- Sunday, June 28, 2015

It’s summertime, and that means millions of Americans cramming in their minivans and crisscrossing around the country on family vacation. But how safe are the roads, and will they be backed up for miles of gridlock?

This year the highway trust fund that finances our national highway system is running out of money. The federal gas tax will raise about $34 billion this year, but that isn’t enough revenue to cover all the spending Congress wants to do. So naturally, the lobbyists in Washington — including mayors, road builders, transit operators and civil engineers — are demanding a higher gas tax as the only way to fix potholes and keep traffic flowing. I call this crowd the gas-tax guzzlers.

Last week, I testified before the Senate Committee on Finance on whether we need a federal gasoline tax hike. I argued “no” and explained to members of the committee that the so-called highway funding shortfall is a hoax. The federal gas tax of 18.3 cents a gallon raises plenty of money to finance the upkeep of the interstate highway system.

What it shouldn’t finance are projects that have nothing to do with roads. Overall, more than 20 percent of federal gas tax dollars underwrites non-highway projects like mass transit, bike paths, high-speed rail, and bus lines. Think about the billions of federal dollars that are helping finance California’s $68 billion high-speed rail project to nowhere.

This year alone, roughly $8 billion of highway trust fund money will be raided and used for mass transit projects. Funding rail and buses with the gas tax violates the principle that those who use the infrastructure should pay for it.

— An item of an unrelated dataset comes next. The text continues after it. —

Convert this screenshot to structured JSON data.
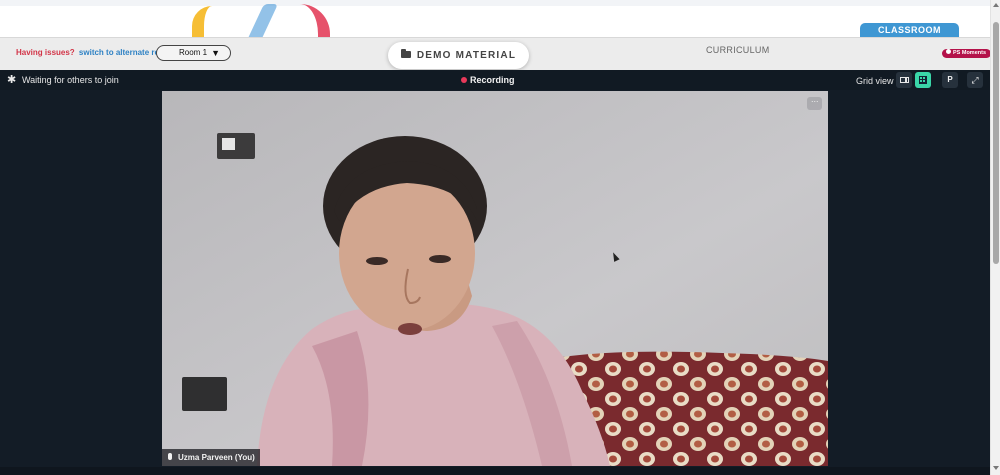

Critics of this plan say that motorists should fund transit projects because this reduces road congestion. In reality, so few Americans take transit to work today, (only about 5 percent of commuters ride transit) that except in a few large cities, transit has a minimal impact on traffic gridlock. And building another lane of highway in a city like Seattle or Washington, D.C. would speed the flow of traffic at one-tenth the cost of expensive and glitzy rail systems.

Then there is the federal Davis Bacon Act that requires effectively a “prevailing wage” be spent on all federal road projects. This adds as much as 20 percent to the cost or building a road. We could get a free bridge for every four we build, if we could repeal this give-away to the unions.

So, if Congress would implement these two measures alone they could fully fund the interstate roads America needs.

Moreover, a gas tax hike will hurt the finances of the middle class. The best rule of thumb is that every penny rise in gas prices at the pump takes about $1.5 billion out of the wallets of motorists. So a 10- or 20-cent gas tax will take about $15 to $30 billion from consumers. That’s a massive negative stimulus to the economy at a time of stagnant wages for a decade in America. In Michigan this year, 80 percent of voters rejected a ballot initiative to raise gas taxes to pay for roads.

Proponents of higher gas taxes point to the fact that the federal gas tax hasn’t been raised since 1993 and hasn’t kept pace with inflation. That’s true, but the federal funding peaked when the 42,000-mile national interstate highway system was just being completed. So the feds need less money now than 30 years ago. No one argues that we should be spending today what we did in the 1960s on the Apollo moon landing mission.

Nor has the highway system been underfinanced. Nationwide, from 1984 to 2012, the capital spending increase for roads and bridges has been nearly triple the inflation rate during this period (330 percent versus 121 percent). If the infrastructure is crumbling and bridges are falling down, it’s not because of too little money spent.

What is true is that America needs more roads because congestion is getting worse over time and this is a clear economic drain on the United States. By some estimates the average American worker must work the equivalent of an extra week a year (37 hours stuck in traffic congestion) due to crowded roads and highways. But that problem can also be solved through smart tolling and other market incentives to properly price use of the infrastructure during peak commuter hours to reduce overcrowding.

We should also be building more private roads paid for by modern tolling and use Uber-type technologies to adjust prices during peak hour commuting times to reduce congestion.

One last point. Nearly every Democrat on the Finance Committee who moaned about the infrastructure crisis in America voted against the Keystone XL pipeline this year.

This is a project that could create well more than 10,000 jobs, that would increase American energy exports, and would increase U.S. national security — and would not cost taxpayers a dime. We ought to build the cheap and easy infrastructure projects first.

That Congress refuses to do this suggests that this debate about raising the gas tax isn’t really about getting better roads; it is about gouging consumers in Washington with yet another tax hike.

Stephen Moore is a senior fellow at the Heritage Foundation.